Conoscete il violino… di capra? Io, francamente, non ne avevo mai visto uno, men che mai assaggiato! È un singolare salume ricavato da coscia posteriore e spalla della capra, tipico di tutta la Valchiavenna, dall’insolita forma di violino. Presidio SlowFood, può essere lavorato esclusivamente con le antiche tecniche tradizionali, utilizzando animali allevati allo stato semibrado nelle aree montane della provincia di Sondrio, nutriti in modo naturale, con solo erbe e piante selvatiche dei pascoli montani, integrate con farina gialla e crusca e macellati correttamente.

Da due a max tre chilogrammi, il “violino” ancora oggi è prodotto artigianalmente “in casa” e viene consumato in occasioni speciali, come Natale e Capodanno, con un rito davvero singolare: per affettare questo prosciutto, infatti, lo si appoggia alla spalla e si maneggia il coltello con un movimento che ricorda il modo con cui un musicista usa un archetto.

La tradizione vuole che il singolare “violino” passi di mano in mano e che ogni commensale affetti da sé la propria fetta. Anticamente, il violino di capra si stagionava nei crotti, locali tipici della Valchiavenna, ricavati nella roccia con un’umidità e una ventilazione costante, ideale alla stagionatura lenta, utilizzati non solo per affinare salumi e formaggi ma anche per ritrovarsi con gli amici, come accade ancora oggi nella “Ca’ di Cumeleri“.

Ad Aprica, un suggestivo comune montano sospeso tra la Valtellina e la Valcamonica, a circa 1.200 metri di quota, nell’antica contrada Ospitale, si trova, infatti, l’ultimo degli antichi crotti, Ca’ di Cumeleri, un lungo corridoio a volta costellato di ricordi, vecchie foto e attrezzi di lavoro. Tra suggestioni, antiche atmosfere e profumi inebrianti di bresaola, ascoltiamo le storie di questo antico forno narrate dal proprietario, Nonno “Caio”, ovvero Claudio Negri, titolare anche della macelleria storica in corso Roma.

Nella seconda saletta c’è ancora il vecchio forno del pane che ha sfornato profumati e croccanti pagnotte di segale fino al 1946, utilizzato dalle donne ogni 40 giorni circa.
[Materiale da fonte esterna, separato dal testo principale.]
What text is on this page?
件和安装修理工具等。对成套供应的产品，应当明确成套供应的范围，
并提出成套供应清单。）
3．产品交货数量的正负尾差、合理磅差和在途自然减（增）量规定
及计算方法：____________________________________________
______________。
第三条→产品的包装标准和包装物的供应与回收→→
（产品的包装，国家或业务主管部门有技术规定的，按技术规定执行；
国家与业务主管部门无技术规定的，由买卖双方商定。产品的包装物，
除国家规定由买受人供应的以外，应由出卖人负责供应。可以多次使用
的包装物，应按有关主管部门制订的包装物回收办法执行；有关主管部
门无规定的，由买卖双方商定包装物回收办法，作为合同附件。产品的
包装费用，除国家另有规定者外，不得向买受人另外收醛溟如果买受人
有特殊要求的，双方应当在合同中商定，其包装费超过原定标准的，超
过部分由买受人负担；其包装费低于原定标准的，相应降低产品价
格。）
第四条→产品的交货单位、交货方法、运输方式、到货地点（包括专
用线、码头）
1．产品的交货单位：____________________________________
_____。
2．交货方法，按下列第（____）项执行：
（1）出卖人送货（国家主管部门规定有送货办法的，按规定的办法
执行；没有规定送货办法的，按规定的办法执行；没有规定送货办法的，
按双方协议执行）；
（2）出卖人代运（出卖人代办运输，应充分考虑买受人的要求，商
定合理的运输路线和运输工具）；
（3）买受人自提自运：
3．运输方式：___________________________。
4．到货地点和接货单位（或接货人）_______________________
Una volta cotto, il pane si faceva, poi, essiccare appeso a delle cordicelle al soffitto e si manteneva croccante e saporito per settimane.
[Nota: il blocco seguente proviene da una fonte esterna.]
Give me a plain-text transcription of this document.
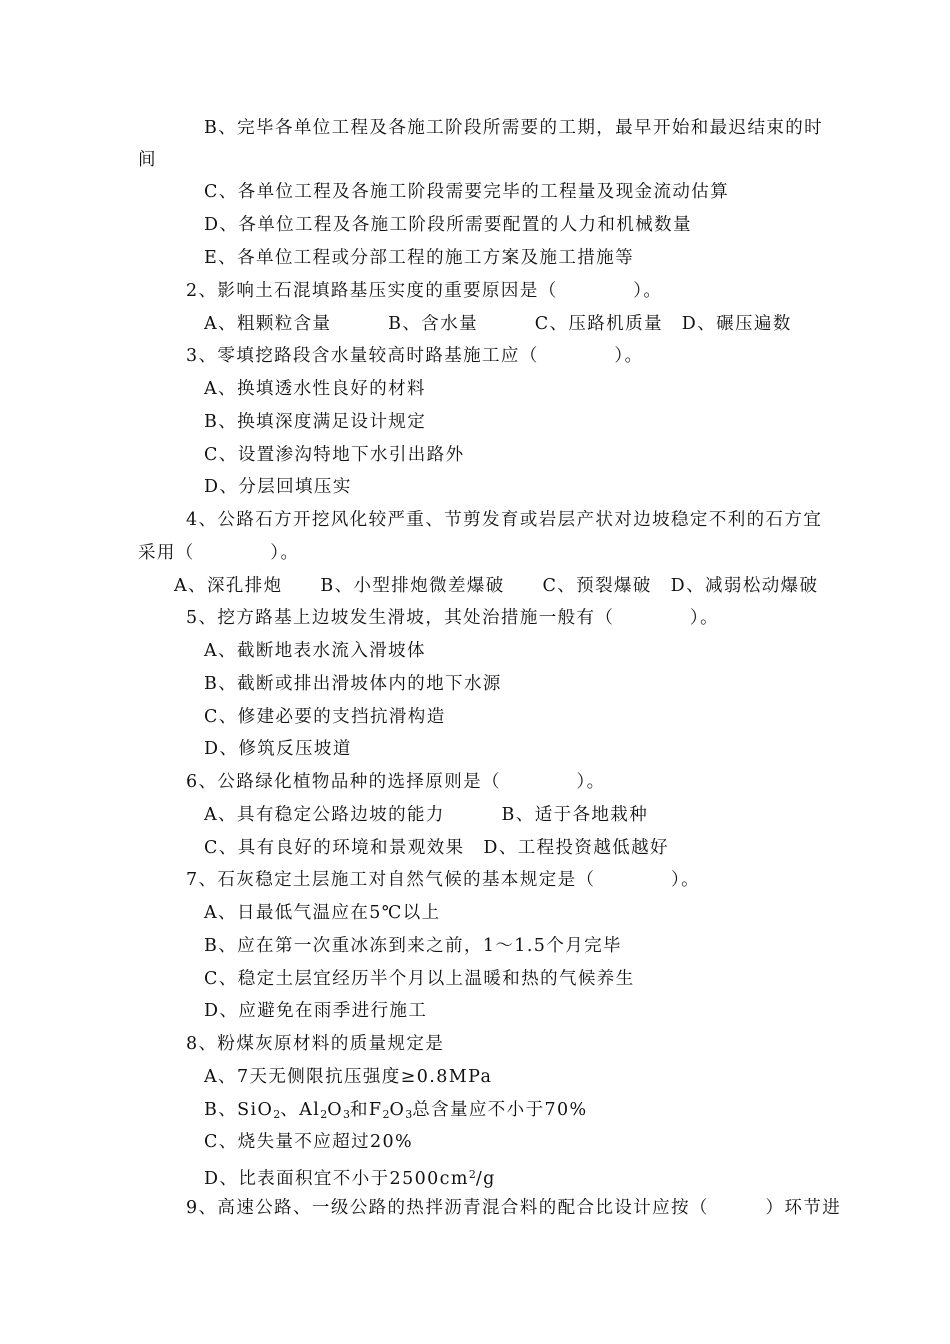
B、完毕各单位工程及各施工阶段所需要的工期，最早开始和最迟结束的时
间
C、各单位工程及各施工阶段需要完毕的工程量及现金流动估算
D、各单位工程及各施工阶段所需要配置的人力和机械数量
E、各单位工程或分部工程的施工方案及施工措施等
2、影响土石混填路基压实度的重要原因是（　　　　）。
A、粗颗粒含量　　　B、含水量　　　C、压路机质量　D、碾压遍数
3、零填挖路段含水量较高时路基施工应（　　　　）。
A、换填透水性良好的材料
B、换填深度满足设计规定
C、设置渗沟特地下水引出路外
D、分层回填压实
4、公路石方开挖风化较严重、节剪发育或岩层产状对边坡稳定不利的石方宜
采用（　　　　）。
A、深孔排炮　　B、小型排炮微差爆破　　C、预裂爆破　D、减弱松动爆破
5、挖方路基上边坡发生滑坡，其处治措施一般有（　　　　）。
A、截断地表水流入滑坡体
B、截断或排出滑坡体内的地下水源
C、修建必要的支挡抗滑构造
D、修筑反压坡道
6、公路绿化植物品种的选择原则是（　　　　）。
A、具有稳定公路边坡的能力　　　B、适于各地栽种
C、具有良好的环境和景观效果　D、工程投资越低越好
7、石灰稳定土层施工对自然气候的基本规定是（　　　　）。
A、日最低气温应在5℃以上
B、应在第一次重冰冻到来之前，1～1.5个月完毕
C、稳定土层宜经历半个月以上温暖和热的气候养生
D、应避免在雨季进行施工
8、粉煤灰原材料的质量规定是
A、7天无侧限抗压强度≥0.8MPa
B、SiO$_2$、$Al_2O_3$和$F_2O_3$总含量应不小于70%
C、烧失量不应超过20%
D、比表面积宜不小于$2500cm^2/g$
9、高速公路、一级公路的热拌沥青混合料的配合比设计应按（　　　）环节进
Lo assaggiamo insieme ai tradizionali formaggi bitto, casera e stravecchio e la slinzega di manzo, un salume tipico, considerato la bresaola più pregiata.
Più all’interno si trova lo “ambolt“, ovvero la cantina, ove i vini erano conservati grazie ad una temperatura costante, sia d’inverno che d’estate. In degustazione, oggi, il Valtellina Superiore Inferno, un vino DOCG la cui produzione è consentita in questa piccola ed impervia zona della provincia di Sondrio e che deve il suo nome alla ripida pendenza dei vigneti ed all’elevata temperatura estiva a cui sono sottoposti.
Sul fondo del crotto, infine, c’è ancora la ghiacciaia dove venivano conservati carne e, soprattutto, formaggi e burro, i tesori di un tempo, tanto semplice quanto ricco di valori: da qui il detto “mai mulà la ciaf de l’ambolt” (mai lasciare la chiave della cantina)!